Nevermind the secondary fact here that these outlets continue to desperately cling to Trump, to hump leg, if you’ll excuse the disgusting imagery, this endless, decades-long obsession with Trump has brought us here.
I’ll give you an example of what normies think of Hollywood, the Oscars and this headline:
I hate to be the bearer of bad news here but one side lost the election in an historic, humiliating defeat. Do you think that side has any bragging rights at all left? Do you think Trump or any of his supporters that just won the election are going to care about Emilia Perez winning at the Oscars? If anything, all it will do is vindicate what they already think about the Oscars — that it’s a insulated, isolated woketopia that they want nothing to do with.
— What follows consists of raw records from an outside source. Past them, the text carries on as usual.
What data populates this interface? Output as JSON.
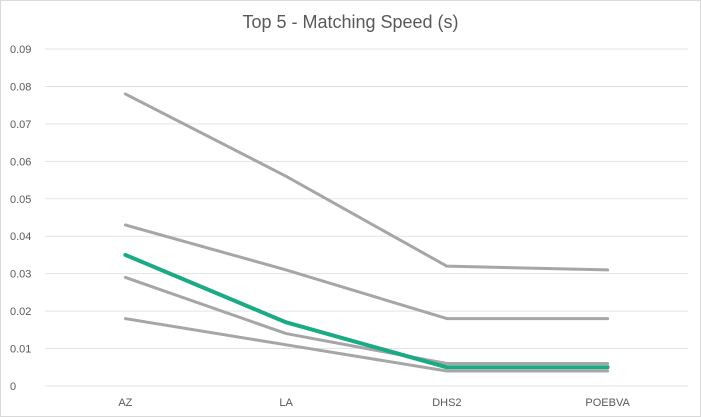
{
  "chart_data": {
    "type": "line",
    "title": "Top 5 - Matching Speed (s)",
    "xlabel": "",
    "ylabel": "",
    "categories": [
      "AZ",
      "LA",
      "DHS2",
      "POEBVA"
    ],
    "ylim": [
      0,
      0.09
    ],
    "yticks": [
      "0",
      "0.01",
      "0.02",
      "0.03",
      "0.04",
      "0.05",
      "0.06",
      "0.07",
      "0.08",
      "0.09"
    ],
    "ytick_values": [
      0,
      0.01,
      0.02,
      0.03,
      0.04,
      0.05,
      0.06,
      0.07,
      0.08,
      0.09
    ],
    "grid": true,
    "legend": "none",
    "series": [
      {
        "name": "series-1",
        "values": [
          0.078,
          0.056,
          0.032,
          0.031
        ],
        "color": "#a6a6a6",
        "highlight": false
      },
      {
        "name": "series-2",
        "values": [
          0.043,
          0.031,
          0.018,
          0.018
        ],
        "color": "#a6a6a6",
        "highlight": false
      },
      {
        "name": "series-3",
        "values": [
          0.029,
          0.014,
          0.006,
          0.006
        ],
        "color": "#a6a6a6",
        "highlight": false
      },
      {
        "name": "series-4",
        "values": [
          0.018,
          0.011,
          0.004,
          0.004
        ],
        "color": "#a6a6a6",
        "highlight": false
      },
      {
        "name": "series-5",
        "values": [
          0.035,
          0.017,
          0.005,
          0.005
        ],
        "color": "#1aaa84",
        "highlight": true
      }
    ]
  }
}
Please, for the love of all things holy, people, GET A GRIP.
I know I am speaking about things that no one else on the Oscar beat would dare about. They’re just out there chattering away about this and that. Fernanda Torres might win Best Actress they say. How exciting that Jeremy Strong and Kieran Culkin are both nominated they say. It’s kine of like listening to the band as the Titanic sinks. It’s like half glorious, half apocalyptic?
I find the nominations to be proof that there probably is not a lot we can do to save the Oscars or the industry. It turns out that adding 3,000 new international voters would ultimately mean that the Oscars will now be more international, not local. These aren’t voters who care about bringing back the American film industry. Why would they? Academy voters from the old days would only be let in if they were somehow invited in because of their accomplishments, as opposed to necessary voters to change up the demographics. It is what it is.
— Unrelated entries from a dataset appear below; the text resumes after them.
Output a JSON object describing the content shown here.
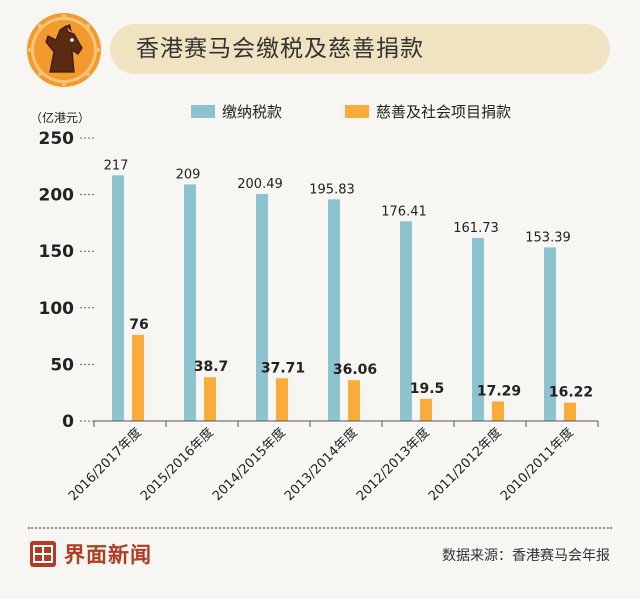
{
  "header": {
    "title": "香港赛马会缴税及慈善捐款"
  },
  "footer": {
    "brand": "界面新闻",
    "source": "数据来源：香港赛马会年报"
  },
  "colors": {
    "tax": "#8cc3cf",
    "charity": "#f8ac3b",
    "banner": "#efe3c1",
    "badge": "#f39a2d",
    "brand": "#b33b22"
  },
  "chart_data": {
    "type": "bar",
    "unit_label": "（亿港元）",
    "categories": [
      "2016/2017年度",
      "2015/2016年度",
      "2014/2015年度",
      "2013/2014年度",
      "2012/2013年度",
      "2011/2012年度",
      "2010/2011年度"
    ],
    "series": [
      {
        "name": "缴纳税款",
        "values": [
          217,
          209,
          200.49,
          195.83,
          176.41,
          161.73,
          153.39
        ],
        "labels": [
          "217",
          "209",
          "200.49",
          "195.83",
          "176.41",
          "161.73",
          "153.39"
        ]
      },
      {
        "name": "慈善及社会项目捐款",
        "values": [
          76,
          38.7,
          37.71,
          36.06,
          19.5,
          17.29,
          16.22
        ],
        "labels": [
          "76",
          "38.7",
          "37.71",
          "36.06",
          "19.5",
          "17.29",
          "16.22"
        ]
      }
    ],
    "yticks": [
      0,
      50,
      100,
      150,
      200,
      250
    ],
    "ylim": [
      0,
      250
    ],
    "legend_position": "top",
    "grid": false
  }
}
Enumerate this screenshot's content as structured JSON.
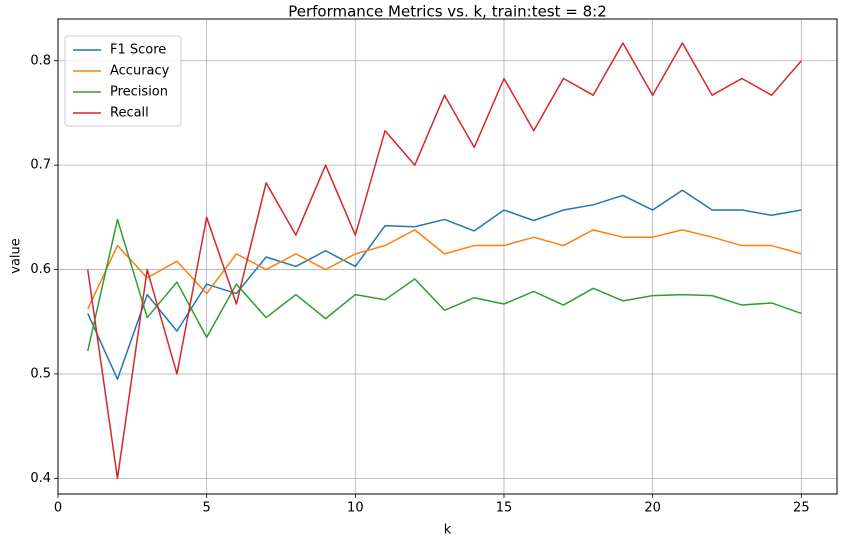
{
  "chart_data": {
    "type": "line",
    "title": "Performance Metrics vs. k, train:test = 8:2",
    "xlabel": "k",
    "ylabel": "value",
    "x": [
      1,
      2,
      3,
      4,
      5,
      6,
      7,
      8,
      9,
      10,
      11,
      12,
      13,
      14,
      15,
      16,
      17,
      18,
      19,
      20,
      21,
      22,
      23,
      24,
      25
    ],
    "xlim": [
      0.0,
      26.2
    ],
    "ylim": [
      0.385,
      0.84
    ],
    "xticks": [
      0,
      5,
      10,
      15,
      20,
      25
    ],
    "xtick_labels": [
      "0",
      "5",
      "10",
      "15",
      "20",
      "25"
    ],
    "yticks": [
      0.4,
      0.5,
      0.6,
      0.7,
      0.8
    ],
    "ytick_labels": [
      "0.4",
      "0.5",
      "0.6",
      "0.7",
      "0.8"
    ],
    "grid": true,
    "legend_position": "top-left",
    "series": [
      {
        "name": "F1 Score",
        "color": "#1f77b4",
        "values": [
          0.558,
          0.495,
          0.576,
          0.541,
          0.586,
          0.577,
          0.612,
          0.603,
          0.618,
          0.603,
          0.642,
          0.641,
          0.648,
          0.637,
          0.657,
          0.647,
          0.657,
          0.662,
          0.671,
          0.657,
          0.676,
          0.657,
          0.657,
          0.652,
          0.657
        ]
      },
      {
        "name": "Accuracy",
        "color": "#ff7f0e",
        "values": [
          0.562,
          0.623,
          0.592,
          0.608,
          0.577,
          0.615,
          0.6,
          0.615,
          0.6,
          0.615,
          0.623,
          0.638,
          0.615,
          0.623,
          0.623,
          0.631,
          0.623,
          0.638,
          0.631,
          0.631,
          0.638,
          0.631,
          0.623,
          0.623,
          0.615
        ]
      },
      {
        "name": "Precision",
        "color": "#2ca02c",
        "values": [
          0.522,
          0.648,
          0.554,
          0.588,
          0.535,
          0.586,
          0.554,
          0.576,
          0.553,
          0.576,
          0.571,
          0.591,
          0.561,
          0.573,
          0.567,
          0.579,
          0.566,
          0.582,
          0.57,
          0.575,
          0.576,
          0.575,
          0.566,
          0.568,
          0.558
        ]
      },
      {
        "name": "Recall",
        "color": "#d62728",
        "values": [
          0.6,
          0.4,
          0.6,
          0.5,
          0.65,
          0.567,
          0.683,
          0.633,
          0.7,
          0.633,
          0.733,
          0.7,
          0.767,
          0.717,
          0.783,
          0.733,
          0.783,
          0.767,
          0.817,
          0.767,
          0.817,
          0.767,
          0.783,
          0.767,
          0.8
        ]
      }
    ]
  }
}
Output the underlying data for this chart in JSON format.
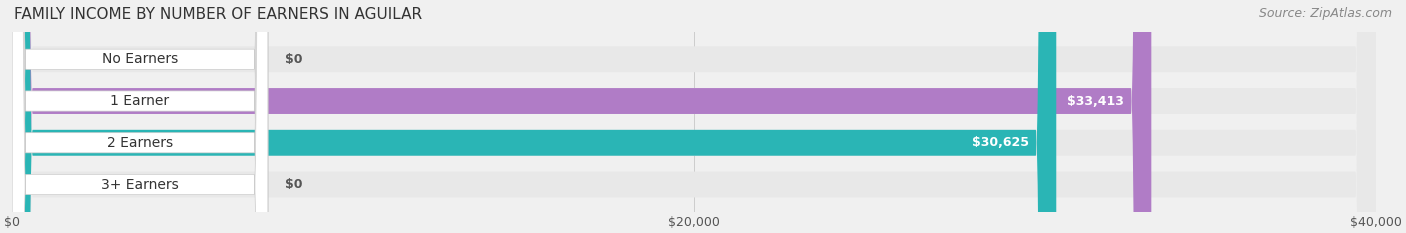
{
  "title": "FAMILY INCOME BY NUMBER OF EARNERS IN AGUILAR",
  "source": "Source: ZipAtlas.com",
  "categories": [
    "No Earners",
    "1 Earner",
    "2 Earners",
    "3+ Earners"
  ],
  "values": [
    0,
    33413,
    30625,
    0
  ],
  "bar_colors": [
    "#a8b8e8",
    "#b07cc6",
    "#2ab5b5",
    "#a8b8e8"
  ],
  "label_colors": [
    "#555555",
    "#ffffff",
    "#ffffff",
    "#555555"
  ],
  "value_labels": [
    "$0",
    "$33,413",
    "$30,625",
    "$0"
  ],
  "xlim": [
    0,
    40000
  ],
  "xticks": [
    0,
    20000,
    40000
  ],
  "xtick_labels": [
    "$0",
    "$20,000",
    "$40,000"
  ],
  "background_color": "#f0f0f0",
  "bar_bg_color": "#e8e8e8",
  "title_fontsize": 11,
  "source_fontsize": 9,
  "label_fontsize": 10,
  "value_fontsize": 9,
  "bar_height": 0.62,
  "figsize": [
    14.06,
    2.33
  ]
}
I know from tangling with the Weinstein/Taback machine that there is no point in getting in their way. This is a “please proceed, governor” kind of thing. It’s another huff off the morphine for the voters and the rapture, my god, the rapture in MAKING HISTORY!
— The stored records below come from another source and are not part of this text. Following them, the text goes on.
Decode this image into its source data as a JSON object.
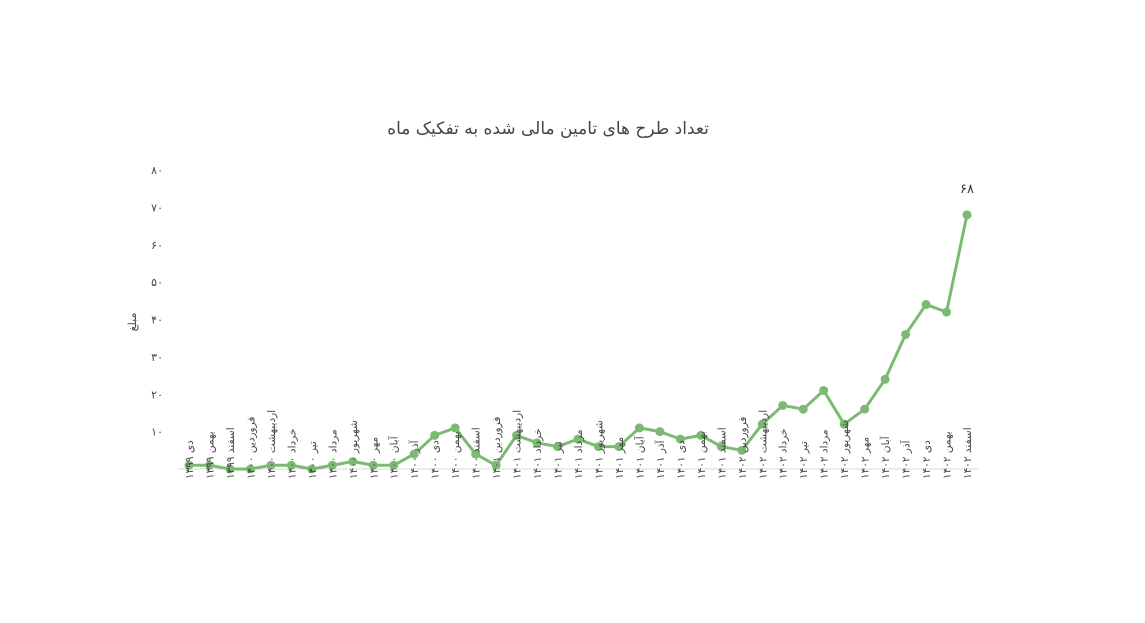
{
  "chart_data": {
    "type": "line",
    "title": "تعداد طرح های تامین مالی شده به تفکیک ماه",
    "xlabel": "",
    "ylabel": "مبلغ",
    "ylim": [
      0,
      80
    ],
    "yticks": [
      10,
      20,
      30,
      40,
      50,
      60,
      70,
      80
    ],
    "ytick_labels": [
      "۱۰",
      "۲۰",
      "۳۰",
      "۴۰",
      "۵۰",
      "۶۰",
      "۷۰",
      "۸۰"
    ],
    "grid": false,
    "legend": "none",
    "line_color": "#7cba74",
    "axis_color": "#d9d9d9",
    "categories": [
      "دی ۱۳۹۹",
      "بهمن ۱۳۹۹",
      "اسفند ۱۳۹۹",
      "فروردین ۱۴۰۰",
      "اردیبهشت ۱۴۰۰",
      "خرداد ۱۴۰۰",
      "تیر ۱۴۰۰",
      "مرداد ۱۴۰۰",
      "شهریور ۱۴۰۰",
      "مهر ۱۴۰۰",
      "آبان ۱۴۰۰",
      "آذر ۱۴۰۰",
      "دی ۱۴۰۰",
      "بهمن ۱۴۰۰",
      "اسفند ۱۴۰۰",
      "فروردین ۱۴۰۱",
      "اردیبهشت ۱۴۰۱",
      "خرداد ۱۴۰۱",
      "تیر ۱۴۰۱",
      "مرداد ۱۴۰۱",
      "شهریور ۱۴۰۱",
      "مهر ۱۴۰۱",
      "آبان ۱۴۰۱",
      "آذر ۱۴۰۱",
      "دی ۱۴۰۱",
      "بهمن ۱۴۰۱",
      "اسفند ۱۴۰۱",
      "فروردین ۱۴۰۲",
      "اردیبهشت ۱۴۰۲",
      "خرداد ۱۴۰۲",
      "تیر ۱۴۰۲",
      "مرداد ۱۴۰۲",
      "شهریور ۱۴۰۲",
      "مهر ۱۴۰۲",
      "آبان ۱۴۰۲",
      "آذر ۱۴۰۲",
      "دی ۱۴۰۲",
      "بهمن ۱۴۰۲",
      "اسفند ۱۴۰۲"
    ],
    "values": [
      1,
      1,
      0,
      0,
      1,
      1,
      0,
      1,
      2,
      1,
      1,
      4,
      9,
      11,
      4,
      1,
      9,
      7,
      6,
      8,
      6,
      6,
      11,
      10,
      8,
      9,
      6,
      5,
      12,
      17,
      16,
      21,
      12,
      16,
      24,
      36,
      44,
      42,
      68
    ],
    "data_labels": [
      {
        "index": 38,
        "text": "۶۸"
      }
    ]
  }
}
The question, can any other movie win? I don’t know. Probably not, unless give them a hit of morphine and not many of them that are nominated do except Emilia Perez. It’s their teary standing ovation at SAG! It’s there “yes, we didn’t just lose the election — and the popular vote — America doesn’t hate us, they love us! Look at us! Who wouldn’t love us! We are GOOD PEOPLE DOING GOOD THING and making history with our votes! We matter!”
Does anyone really think Emilia Perez is better than Conclave? Anora? The Substance? The Brutalist? No. But this is Academy history, right? It’s playing out right before our eyes. It’s the reverse Brokeback. It’s the Crash we can see coming from a mile away. It will be that movie people say years from now that it won over all of these other movies. The upside to that is, but for a few films like The Departed and No Country for Old Men, it’s almost better not to win Best Picture. Unless you are Netflix and then you want it really really bad.
So good luck, Netflix! I hope you finally get what you have wanted for so very long.
I’ll have my analysis and predictions up tomorrow.